The line was taking its time in moving. I soon found it was because Ritter took his time with people. He asked people where they were from, mentioned a venue he had played there, autographed whatever they wanted and then gave them a hug. And he was sincere. It’s a sincerity I remember seeing onstage the last show he played at the Aladdin. He played his last song unplugged, sitting on the edge of the balcony with his guitar and singing without a microphone as a light framed his then wildly curly hair.
His pairing with the Frames is a good combination, an Irish band and someone who should be Irish. But although I’m an admitted fan of the Frames it seemed like they’ve been touring for too long. Maybe it was the fact that the venue was far from packed, maybe it was because it was Monday, but the band was missing a little bit of that energy that makes them a band worth writing and listening to.
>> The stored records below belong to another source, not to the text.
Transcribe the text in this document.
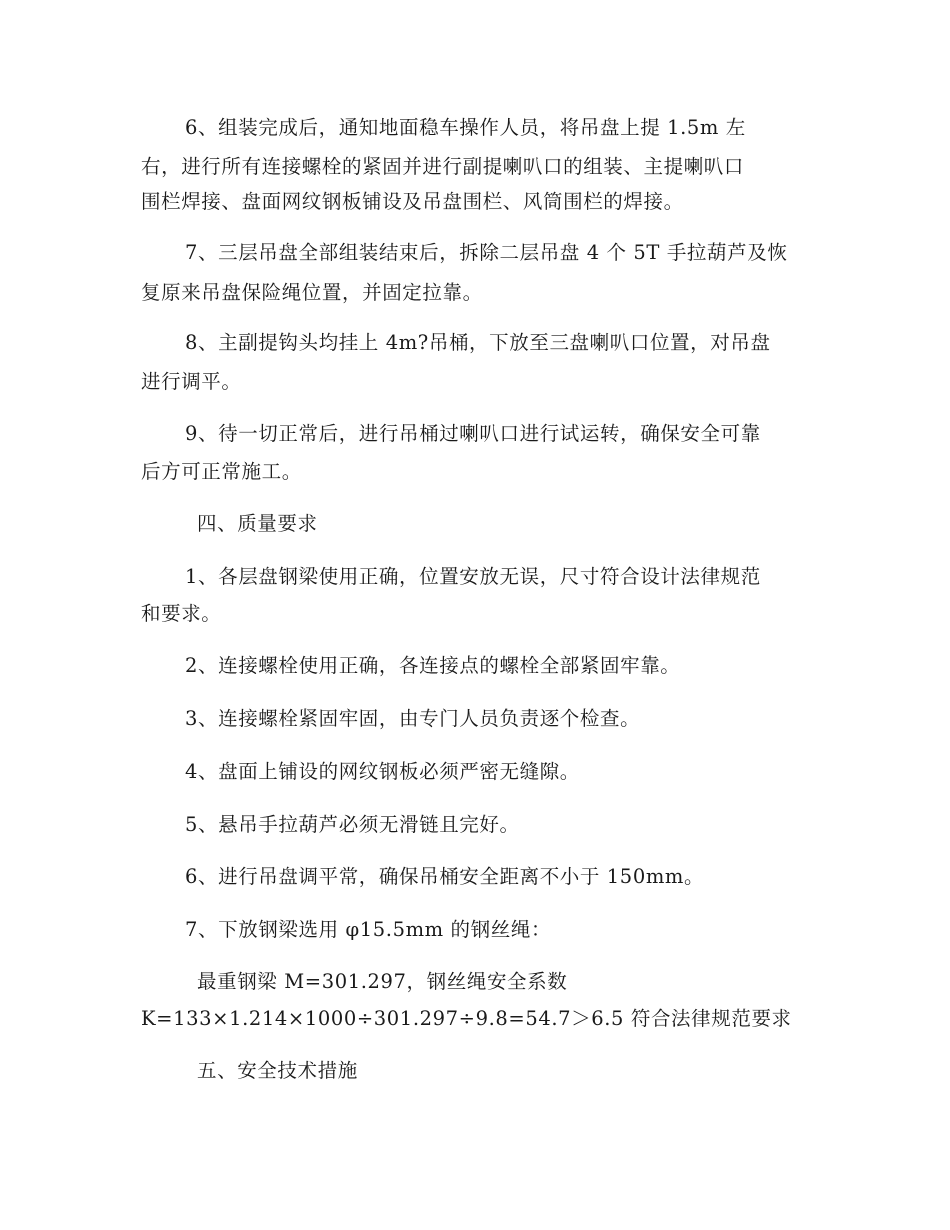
6、组装完成后，通知地面稳车操作人员，将吊盘上提 1.5m 左
右，进行所有连接螺栓的紧固并进行副提喇叭口的组装、主提喇叭口
围栏焊接、盘面网纹钢板铺设及吊盘围栏、风筒围栏的焊接。
7、三层吊盘全部组装结束后，拆除二层吊盘 4 个 5T 手拉葫芦及恢
复原来吊盘保险绳位置，并固定拉靠。
8、主副提钩头均挂上 4m?吊桶，下放至三盘喇叭口位置，对吊盘
进行调平。
9、待一切正常后，进行吊桶过喇叭口进行试运转，确保安全可靠
后方可正常施工。
四、质量要求
1、各层盘钢梁使用正确，位置安放无误，尺寸符合设计法律规范
和要求。
2、连接螺栓使用正确，各连接点的螺栓全部紧固牢靠。
3、连接螺栓紧固牢固，由专门人员负责逐个检查。
4、盘面上铺设的网纹钢板必须严密无缝隙。
5、悬吊手拉葫芦必须无滑链且完好。
6、进行吊盘调平常，确保吊桶安全距离不小于 150mm。
7、下放钢梁选用 φ15.5mm 的钢丝绳：
最重钢梁 M=301.297，钢丝绳安全系数
K=133×1.214×1000÷301.297÷9.8=54.7＞6.5 符合法律规范要求
五、安全技术措施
But the complaint is a small one. They have a visible musical chemistry with one another, and with the audience. And any Irishman, like lead singer Glen Hansard, who can pull off singing Johnny Cash’s “Ring of Fire” deserves some props. They have the ability to make an audience feel like they’re being sung to, at times with a lullaby and sometimes with a rock song. And it’s the kind of lullaby and rock song to which you always want to sing along.